Victims of AIDS will be remembered in several ways--through a balloon-release prior to the start of the 4K walk; through a reading of names by Cleve Jones, founder of the National Memorial AIDS Quilt Project; and by the presence of several panels of the quilt itself, which--from humble beginnings in a San Francisco storefront--has grown to include 44,000 panels, each submitted in memory of a loved one lost to AIDS.

For more information about the event, call the number above.

It's Not Easy Being Blue

The Mystery Of The Subdwarf B Stars
7:30 p.m., Monday, Oct. 18
Steward Observatory
933 N. Cherry St.

From harvest moons to stargazing parties, the heavens have gotten their fair share of City Week ink since I took over, and not just because I still wrestle with a secret desire to be a top-notch astronomer. It's also a tribute to the fact that we live in a remarkable area for looking up, and if you don't believe me, move to some other city and see the sad, anemic little pinpricks that pass for stars in the rest of the country.
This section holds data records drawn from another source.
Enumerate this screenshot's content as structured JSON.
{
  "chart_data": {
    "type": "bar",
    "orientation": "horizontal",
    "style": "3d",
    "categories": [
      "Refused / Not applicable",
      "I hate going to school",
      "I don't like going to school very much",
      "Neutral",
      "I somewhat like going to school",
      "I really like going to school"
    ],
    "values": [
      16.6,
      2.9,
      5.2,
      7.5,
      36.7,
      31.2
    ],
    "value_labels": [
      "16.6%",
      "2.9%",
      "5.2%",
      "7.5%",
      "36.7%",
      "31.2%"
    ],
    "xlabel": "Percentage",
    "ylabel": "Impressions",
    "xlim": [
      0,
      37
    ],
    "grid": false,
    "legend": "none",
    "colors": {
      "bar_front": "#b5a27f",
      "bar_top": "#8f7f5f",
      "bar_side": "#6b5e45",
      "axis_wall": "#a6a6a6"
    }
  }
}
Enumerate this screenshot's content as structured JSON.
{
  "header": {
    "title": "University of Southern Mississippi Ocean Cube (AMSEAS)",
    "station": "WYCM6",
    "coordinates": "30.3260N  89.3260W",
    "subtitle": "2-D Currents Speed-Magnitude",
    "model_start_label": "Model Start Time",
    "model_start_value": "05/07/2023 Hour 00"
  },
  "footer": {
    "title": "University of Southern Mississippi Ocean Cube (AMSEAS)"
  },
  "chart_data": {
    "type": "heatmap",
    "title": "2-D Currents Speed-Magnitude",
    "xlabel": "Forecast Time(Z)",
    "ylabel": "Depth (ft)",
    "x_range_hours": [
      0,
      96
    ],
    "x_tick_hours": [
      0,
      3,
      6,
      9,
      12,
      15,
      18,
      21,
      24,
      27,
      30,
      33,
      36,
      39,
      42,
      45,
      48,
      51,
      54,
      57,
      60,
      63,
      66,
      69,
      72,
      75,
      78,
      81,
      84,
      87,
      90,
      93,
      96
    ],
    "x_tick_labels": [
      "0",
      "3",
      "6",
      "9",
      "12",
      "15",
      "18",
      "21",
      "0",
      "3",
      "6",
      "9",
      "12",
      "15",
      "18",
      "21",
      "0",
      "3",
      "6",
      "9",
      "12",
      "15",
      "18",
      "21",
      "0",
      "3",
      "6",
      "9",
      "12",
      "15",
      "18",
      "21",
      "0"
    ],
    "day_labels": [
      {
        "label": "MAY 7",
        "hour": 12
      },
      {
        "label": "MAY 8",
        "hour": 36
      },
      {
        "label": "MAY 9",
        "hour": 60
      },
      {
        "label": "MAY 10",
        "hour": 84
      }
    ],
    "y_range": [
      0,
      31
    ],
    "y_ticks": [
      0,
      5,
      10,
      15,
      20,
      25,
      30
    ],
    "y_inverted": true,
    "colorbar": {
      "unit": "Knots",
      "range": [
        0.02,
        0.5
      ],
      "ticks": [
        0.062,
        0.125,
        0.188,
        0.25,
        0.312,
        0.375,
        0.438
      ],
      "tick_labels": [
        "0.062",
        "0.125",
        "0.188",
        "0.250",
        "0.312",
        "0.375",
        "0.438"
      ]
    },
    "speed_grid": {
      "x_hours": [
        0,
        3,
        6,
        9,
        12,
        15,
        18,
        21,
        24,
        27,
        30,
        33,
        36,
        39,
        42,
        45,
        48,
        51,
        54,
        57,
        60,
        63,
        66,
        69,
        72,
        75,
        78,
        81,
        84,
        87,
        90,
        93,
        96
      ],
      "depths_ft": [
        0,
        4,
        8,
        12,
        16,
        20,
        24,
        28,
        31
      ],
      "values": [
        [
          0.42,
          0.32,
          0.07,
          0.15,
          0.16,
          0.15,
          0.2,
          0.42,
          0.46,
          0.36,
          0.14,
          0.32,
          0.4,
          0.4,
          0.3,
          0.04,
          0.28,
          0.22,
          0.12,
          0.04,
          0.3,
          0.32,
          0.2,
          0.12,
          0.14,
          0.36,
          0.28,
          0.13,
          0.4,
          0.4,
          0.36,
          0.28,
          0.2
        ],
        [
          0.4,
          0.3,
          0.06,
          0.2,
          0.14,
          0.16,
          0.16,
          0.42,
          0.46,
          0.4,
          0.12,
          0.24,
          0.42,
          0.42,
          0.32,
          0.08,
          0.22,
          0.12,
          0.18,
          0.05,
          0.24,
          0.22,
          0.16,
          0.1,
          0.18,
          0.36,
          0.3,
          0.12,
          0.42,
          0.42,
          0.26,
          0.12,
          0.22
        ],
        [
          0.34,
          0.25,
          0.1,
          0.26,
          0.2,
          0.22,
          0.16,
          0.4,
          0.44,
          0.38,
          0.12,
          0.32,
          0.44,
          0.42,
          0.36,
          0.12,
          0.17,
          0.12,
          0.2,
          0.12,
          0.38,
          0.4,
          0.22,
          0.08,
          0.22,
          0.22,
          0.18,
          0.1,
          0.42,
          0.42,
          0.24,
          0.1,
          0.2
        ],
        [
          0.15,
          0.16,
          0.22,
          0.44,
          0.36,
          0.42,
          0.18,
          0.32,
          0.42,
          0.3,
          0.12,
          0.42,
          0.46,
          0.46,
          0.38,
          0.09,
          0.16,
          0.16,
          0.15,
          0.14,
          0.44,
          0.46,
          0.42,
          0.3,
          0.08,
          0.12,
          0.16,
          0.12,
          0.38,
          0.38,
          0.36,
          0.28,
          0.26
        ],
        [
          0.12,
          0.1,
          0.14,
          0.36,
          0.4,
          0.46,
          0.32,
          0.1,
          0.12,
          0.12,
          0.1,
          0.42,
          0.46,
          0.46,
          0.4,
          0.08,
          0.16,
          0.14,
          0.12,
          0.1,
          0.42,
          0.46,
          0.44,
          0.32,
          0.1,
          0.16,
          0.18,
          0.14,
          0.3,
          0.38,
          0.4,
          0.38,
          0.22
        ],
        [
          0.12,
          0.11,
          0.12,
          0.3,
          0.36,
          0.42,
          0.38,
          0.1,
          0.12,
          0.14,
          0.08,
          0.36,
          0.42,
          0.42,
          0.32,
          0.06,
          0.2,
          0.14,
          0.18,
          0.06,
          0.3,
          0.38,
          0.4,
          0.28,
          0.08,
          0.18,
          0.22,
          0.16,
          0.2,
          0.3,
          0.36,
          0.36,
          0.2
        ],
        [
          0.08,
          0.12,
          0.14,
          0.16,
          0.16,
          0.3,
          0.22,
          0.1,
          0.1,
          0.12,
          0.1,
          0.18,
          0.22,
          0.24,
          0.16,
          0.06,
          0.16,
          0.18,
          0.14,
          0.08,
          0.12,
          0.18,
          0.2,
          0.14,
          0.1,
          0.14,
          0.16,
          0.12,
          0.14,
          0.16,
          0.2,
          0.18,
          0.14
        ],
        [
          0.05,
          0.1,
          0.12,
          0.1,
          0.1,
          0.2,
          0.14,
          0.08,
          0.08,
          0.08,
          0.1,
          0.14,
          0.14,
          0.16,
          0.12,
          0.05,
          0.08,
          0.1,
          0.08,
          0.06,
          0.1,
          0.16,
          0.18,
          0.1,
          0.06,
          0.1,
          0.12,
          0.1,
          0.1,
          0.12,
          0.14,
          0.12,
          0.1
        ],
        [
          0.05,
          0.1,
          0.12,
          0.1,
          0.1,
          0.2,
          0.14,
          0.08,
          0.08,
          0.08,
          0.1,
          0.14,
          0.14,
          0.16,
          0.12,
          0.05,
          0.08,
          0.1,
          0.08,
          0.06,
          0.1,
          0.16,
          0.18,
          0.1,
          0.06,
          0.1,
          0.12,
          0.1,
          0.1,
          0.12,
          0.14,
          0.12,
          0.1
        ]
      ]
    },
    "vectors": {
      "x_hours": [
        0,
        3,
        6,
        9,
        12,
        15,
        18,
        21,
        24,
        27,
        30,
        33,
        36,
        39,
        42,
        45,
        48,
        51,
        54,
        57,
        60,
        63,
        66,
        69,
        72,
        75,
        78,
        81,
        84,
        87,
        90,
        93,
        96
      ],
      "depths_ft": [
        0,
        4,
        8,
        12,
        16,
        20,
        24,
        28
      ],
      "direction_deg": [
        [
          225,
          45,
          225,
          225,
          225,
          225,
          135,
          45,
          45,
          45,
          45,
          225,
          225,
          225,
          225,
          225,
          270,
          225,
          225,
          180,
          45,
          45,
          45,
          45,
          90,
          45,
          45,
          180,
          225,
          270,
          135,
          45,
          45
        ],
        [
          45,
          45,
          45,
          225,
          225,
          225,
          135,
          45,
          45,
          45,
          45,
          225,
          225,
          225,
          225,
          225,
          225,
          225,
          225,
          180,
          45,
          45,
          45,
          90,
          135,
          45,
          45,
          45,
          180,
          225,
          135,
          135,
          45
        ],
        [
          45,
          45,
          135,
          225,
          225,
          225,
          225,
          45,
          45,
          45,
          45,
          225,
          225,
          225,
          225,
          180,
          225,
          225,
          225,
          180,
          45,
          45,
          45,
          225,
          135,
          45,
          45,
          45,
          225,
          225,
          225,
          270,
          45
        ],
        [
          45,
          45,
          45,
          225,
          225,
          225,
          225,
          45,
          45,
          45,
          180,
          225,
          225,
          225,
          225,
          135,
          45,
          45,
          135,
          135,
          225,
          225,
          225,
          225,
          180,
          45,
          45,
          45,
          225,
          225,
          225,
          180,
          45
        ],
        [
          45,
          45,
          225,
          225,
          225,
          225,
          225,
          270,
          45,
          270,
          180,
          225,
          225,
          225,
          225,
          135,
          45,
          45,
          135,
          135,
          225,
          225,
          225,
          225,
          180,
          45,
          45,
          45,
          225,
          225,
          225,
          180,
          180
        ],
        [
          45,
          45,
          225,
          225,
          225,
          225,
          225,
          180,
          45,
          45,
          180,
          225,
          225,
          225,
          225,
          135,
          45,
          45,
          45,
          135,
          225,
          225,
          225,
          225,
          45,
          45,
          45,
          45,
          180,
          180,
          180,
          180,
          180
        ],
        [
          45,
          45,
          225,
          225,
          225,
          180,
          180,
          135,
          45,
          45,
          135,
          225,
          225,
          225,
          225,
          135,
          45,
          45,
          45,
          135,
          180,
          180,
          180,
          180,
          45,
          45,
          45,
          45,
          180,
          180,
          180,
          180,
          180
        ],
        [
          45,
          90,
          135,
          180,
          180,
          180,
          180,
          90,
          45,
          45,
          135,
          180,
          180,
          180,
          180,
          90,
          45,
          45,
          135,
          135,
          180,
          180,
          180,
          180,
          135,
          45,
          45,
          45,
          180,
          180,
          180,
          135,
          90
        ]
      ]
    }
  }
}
Dr. Elizabeth Green, who will be delivering the Monday-night lecture, couldn't be found on the evening I called. (There was some speculation that she was on the "90-inch"--telescope, that is--but no.) Dr. Thomas Fleming, however, was very present at the other end of the phone, and is--thank goodness--one of those scientists prone to metaphors that actually make sense.

"Stars are born like puppies," he said, "in a litter. And as they age, they begin to move away from each other. So you have this open cluster configuration of stars that's like a kindergarten of stars--yellow ones, red ones, blue ones--and it's these blue ones that Dr. Green is interested in. The blue ones are the ones that age and die first; out of 1,000 stars, you might have six blues ones. So the mystery is, why are they still there? It's very odd."